If our sample size is 124, our degrees of freedom would be 123.
For example, if you have n = 124, once you know the values of 123 observations, the 124th observation must be whatever makes the math equal \(\bar{x} = 124\)
We have 123 independent pieces of information, and one dependent piece of information.
Degrees of freedom are calculated n-1
Note: s is calculated from this constraint on the mean, so degrees of freedom are n-1.
Degrees of freedom go with t-distributions, and control the shape
For the single mean case, they are calculated to be n-1
This is not necessary for categorical data.
If the hypothesis test leads you to reject the null hypothesis, it means that the distance between \(\bar{x}\) and \(\mu_o\) is greater than the margin of error defined by the 95% CI.
\[ \left| \frac{\bar{x}_1 - \mu_o}{SE} \right| > t^* \]
\[ |\bar{x}_1 - \mu_o| > t^* \times SE \]
This inequality states that the distance from the center of the interval to the null value \(\mu_o\) is greater than the margin of error. If the distance to \(\mu_o\) is longer than the margin of error around the sample mean, the confidence interval must exclude \(\mu_o\).

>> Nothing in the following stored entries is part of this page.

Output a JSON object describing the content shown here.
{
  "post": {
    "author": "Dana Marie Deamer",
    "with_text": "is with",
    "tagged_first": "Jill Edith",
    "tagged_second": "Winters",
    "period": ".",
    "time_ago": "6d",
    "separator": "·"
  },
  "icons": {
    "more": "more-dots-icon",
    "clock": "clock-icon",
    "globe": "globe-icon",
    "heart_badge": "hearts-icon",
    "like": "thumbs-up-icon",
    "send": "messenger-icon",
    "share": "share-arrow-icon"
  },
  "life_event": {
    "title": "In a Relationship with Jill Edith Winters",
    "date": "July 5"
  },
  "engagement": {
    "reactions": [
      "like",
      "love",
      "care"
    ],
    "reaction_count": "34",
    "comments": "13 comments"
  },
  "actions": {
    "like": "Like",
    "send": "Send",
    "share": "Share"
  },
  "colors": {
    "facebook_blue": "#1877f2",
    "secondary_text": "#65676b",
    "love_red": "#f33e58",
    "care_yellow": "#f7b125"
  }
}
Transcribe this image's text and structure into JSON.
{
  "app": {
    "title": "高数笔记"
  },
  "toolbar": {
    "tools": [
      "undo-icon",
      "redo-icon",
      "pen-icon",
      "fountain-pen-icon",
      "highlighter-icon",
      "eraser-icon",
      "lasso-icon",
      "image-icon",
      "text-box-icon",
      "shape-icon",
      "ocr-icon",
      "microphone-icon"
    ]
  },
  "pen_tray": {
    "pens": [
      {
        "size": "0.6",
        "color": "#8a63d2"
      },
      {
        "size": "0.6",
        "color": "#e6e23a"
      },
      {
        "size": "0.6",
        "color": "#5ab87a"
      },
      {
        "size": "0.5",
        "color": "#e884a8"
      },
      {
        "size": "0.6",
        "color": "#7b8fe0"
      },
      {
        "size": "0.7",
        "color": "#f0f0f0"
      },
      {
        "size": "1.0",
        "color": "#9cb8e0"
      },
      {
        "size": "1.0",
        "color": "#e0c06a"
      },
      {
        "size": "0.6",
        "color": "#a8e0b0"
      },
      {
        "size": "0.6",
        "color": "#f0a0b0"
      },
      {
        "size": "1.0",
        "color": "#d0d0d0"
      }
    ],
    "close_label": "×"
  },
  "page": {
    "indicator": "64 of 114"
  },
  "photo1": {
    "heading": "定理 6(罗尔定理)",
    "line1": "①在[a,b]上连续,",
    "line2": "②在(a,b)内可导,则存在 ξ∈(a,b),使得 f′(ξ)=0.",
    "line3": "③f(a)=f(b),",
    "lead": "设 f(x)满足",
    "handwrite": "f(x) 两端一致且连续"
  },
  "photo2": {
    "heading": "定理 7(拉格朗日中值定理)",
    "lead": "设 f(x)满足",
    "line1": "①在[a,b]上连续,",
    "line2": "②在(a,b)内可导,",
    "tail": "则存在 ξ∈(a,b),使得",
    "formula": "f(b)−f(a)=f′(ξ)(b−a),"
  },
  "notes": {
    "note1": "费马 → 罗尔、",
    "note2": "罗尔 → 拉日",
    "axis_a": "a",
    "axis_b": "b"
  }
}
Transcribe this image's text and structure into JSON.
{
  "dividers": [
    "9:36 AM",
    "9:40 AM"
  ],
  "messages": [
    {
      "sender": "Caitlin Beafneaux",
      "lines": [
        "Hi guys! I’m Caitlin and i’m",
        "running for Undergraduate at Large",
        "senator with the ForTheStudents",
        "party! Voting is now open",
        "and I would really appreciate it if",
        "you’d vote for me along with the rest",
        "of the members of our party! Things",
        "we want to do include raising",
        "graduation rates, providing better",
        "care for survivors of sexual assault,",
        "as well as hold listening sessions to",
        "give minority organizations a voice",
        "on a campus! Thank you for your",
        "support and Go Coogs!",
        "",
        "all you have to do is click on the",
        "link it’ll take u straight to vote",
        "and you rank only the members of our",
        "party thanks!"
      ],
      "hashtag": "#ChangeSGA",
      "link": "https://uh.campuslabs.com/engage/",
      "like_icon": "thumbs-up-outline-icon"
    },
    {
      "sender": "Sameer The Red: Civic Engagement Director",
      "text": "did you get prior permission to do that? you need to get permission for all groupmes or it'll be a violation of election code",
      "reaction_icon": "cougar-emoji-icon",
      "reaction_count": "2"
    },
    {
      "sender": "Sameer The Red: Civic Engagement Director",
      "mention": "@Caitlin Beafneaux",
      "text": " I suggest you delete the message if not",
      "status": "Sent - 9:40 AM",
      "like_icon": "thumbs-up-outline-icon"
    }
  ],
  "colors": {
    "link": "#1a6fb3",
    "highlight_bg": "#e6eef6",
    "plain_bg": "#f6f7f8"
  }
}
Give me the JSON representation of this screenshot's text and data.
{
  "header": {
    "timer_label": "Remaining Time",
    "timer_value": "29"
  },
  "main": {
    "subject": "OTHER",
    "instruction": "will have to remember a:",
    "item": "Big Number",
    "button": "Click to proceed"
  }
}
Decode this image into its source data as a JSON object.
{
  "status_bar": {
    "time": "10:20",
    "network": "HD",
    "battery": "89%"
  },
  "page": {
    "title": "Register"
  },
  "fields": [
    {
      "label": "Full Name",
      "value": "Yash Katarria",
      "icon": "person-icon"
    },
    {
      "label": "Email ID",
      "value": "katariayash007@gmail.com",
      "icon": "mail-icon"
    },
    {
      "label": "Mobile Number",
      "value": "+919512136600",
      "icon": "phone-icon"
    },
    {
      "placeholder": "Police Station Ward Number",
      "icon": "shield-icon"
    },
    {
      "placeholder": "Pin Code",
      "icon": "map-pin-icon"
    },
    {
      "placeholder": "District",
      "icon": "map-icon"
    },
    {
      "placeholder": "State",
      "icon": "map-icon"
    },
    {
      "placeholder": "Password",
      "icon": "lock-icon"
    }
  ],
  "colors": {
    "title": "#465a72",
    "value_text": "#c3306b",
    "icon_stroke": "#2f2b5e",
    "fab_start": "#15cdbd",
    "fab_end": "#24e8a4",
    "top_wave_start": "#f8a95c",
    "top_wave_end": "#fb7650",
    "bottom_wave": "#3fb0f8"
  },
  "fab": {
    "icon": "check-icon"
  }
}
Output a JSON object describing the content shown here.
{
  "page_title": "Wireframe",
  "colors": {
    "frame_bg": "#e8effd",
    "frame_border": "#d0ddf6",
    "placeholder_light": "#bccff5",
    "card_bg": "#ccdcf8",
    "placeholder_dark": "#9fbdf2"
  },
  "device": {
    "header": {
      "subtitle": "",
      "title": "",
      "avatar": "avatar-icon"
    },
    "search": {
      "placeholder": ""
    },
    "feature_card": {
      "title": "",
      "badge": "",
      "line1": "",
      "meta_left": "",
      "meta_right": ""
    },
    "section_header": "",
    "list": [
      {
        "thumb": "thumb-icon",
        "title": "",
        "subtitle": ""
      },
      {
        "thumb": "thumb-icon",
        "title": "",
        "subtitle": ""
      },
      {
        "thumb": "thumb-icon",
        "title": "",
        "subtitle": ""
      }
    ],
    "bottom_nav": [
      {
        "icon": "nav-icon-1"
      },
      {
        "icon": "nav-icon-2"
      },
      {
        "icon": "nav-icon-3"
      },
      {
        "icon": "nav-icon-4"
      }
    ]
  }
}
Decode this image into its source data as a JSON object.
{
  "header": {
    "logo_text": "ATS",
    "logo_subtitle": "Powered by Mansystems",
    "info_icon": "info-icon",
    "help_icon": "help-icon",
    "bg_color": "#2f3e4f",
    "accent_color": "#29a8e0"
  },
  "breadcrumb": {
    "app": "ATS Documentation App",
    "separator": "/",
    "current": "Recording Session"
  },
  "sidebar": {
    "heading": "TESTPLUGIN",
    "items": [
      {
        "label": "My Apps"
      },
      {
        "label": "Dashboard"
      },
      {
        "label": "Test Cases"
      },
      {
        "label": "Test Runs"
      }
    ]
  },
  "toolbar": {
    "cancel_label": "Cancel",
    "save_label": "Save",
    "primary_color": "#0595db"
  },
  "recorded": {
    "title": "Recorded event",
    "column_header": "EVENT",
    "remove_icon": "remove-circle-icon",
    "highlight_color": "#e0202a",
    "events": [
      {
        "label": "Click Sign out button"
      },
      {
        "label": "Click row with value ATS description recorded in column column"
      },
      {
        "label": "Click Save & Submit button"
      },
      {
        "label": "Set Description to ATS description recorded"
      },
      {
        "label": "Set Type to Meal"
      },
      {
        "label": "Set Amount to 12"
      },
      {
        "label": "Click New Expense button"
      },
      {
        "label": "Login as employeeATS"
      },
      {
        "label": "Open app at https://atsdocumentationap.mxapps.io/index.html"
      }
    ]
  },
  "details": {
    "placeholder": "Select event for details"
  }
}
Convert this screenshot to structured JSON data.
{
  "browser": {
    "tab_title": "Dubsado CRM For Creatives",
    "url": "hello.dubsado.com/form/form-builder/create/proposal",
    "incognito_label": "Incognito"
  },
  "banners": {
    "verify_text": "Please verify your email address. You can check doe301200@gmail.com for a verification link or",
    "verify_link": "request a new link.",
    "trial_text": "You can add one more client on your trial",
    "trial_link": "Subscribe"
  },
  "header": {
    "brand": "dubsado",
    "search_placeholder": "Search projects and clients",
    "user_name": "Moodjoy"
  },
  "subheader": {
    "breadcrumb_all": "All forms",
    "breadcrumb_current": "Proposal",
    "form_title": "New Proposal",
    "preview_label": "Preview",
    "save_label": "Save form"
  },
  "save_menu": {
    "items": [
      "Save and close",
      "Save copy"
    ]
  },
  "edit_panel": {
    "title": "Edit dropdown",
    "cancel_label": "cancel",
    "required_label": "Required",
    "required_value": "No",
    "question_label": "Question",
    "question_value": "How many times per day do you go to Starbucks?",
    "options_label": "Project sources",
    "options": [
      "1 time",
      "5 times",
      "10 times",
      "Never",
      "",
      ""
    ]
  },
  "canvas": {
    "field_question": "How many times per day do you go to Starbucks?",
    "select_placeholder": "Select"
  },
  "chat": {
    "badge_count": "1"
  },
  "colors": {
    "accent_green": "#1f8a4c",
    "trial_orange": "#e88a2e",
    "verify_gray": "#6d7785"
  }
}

These two equations are mathematically equivalent, proving that rejecting \(H_o\) is the same as the confidence interval excluding the null value \(\mu_o\).
– For a two-sided test where \(\alpha\) “matches up” with our confidence level
ex. \(\alpha\) = 0.05 and a 95% confidence interval
The difference in their numerical values is usually too small to break the equivalence.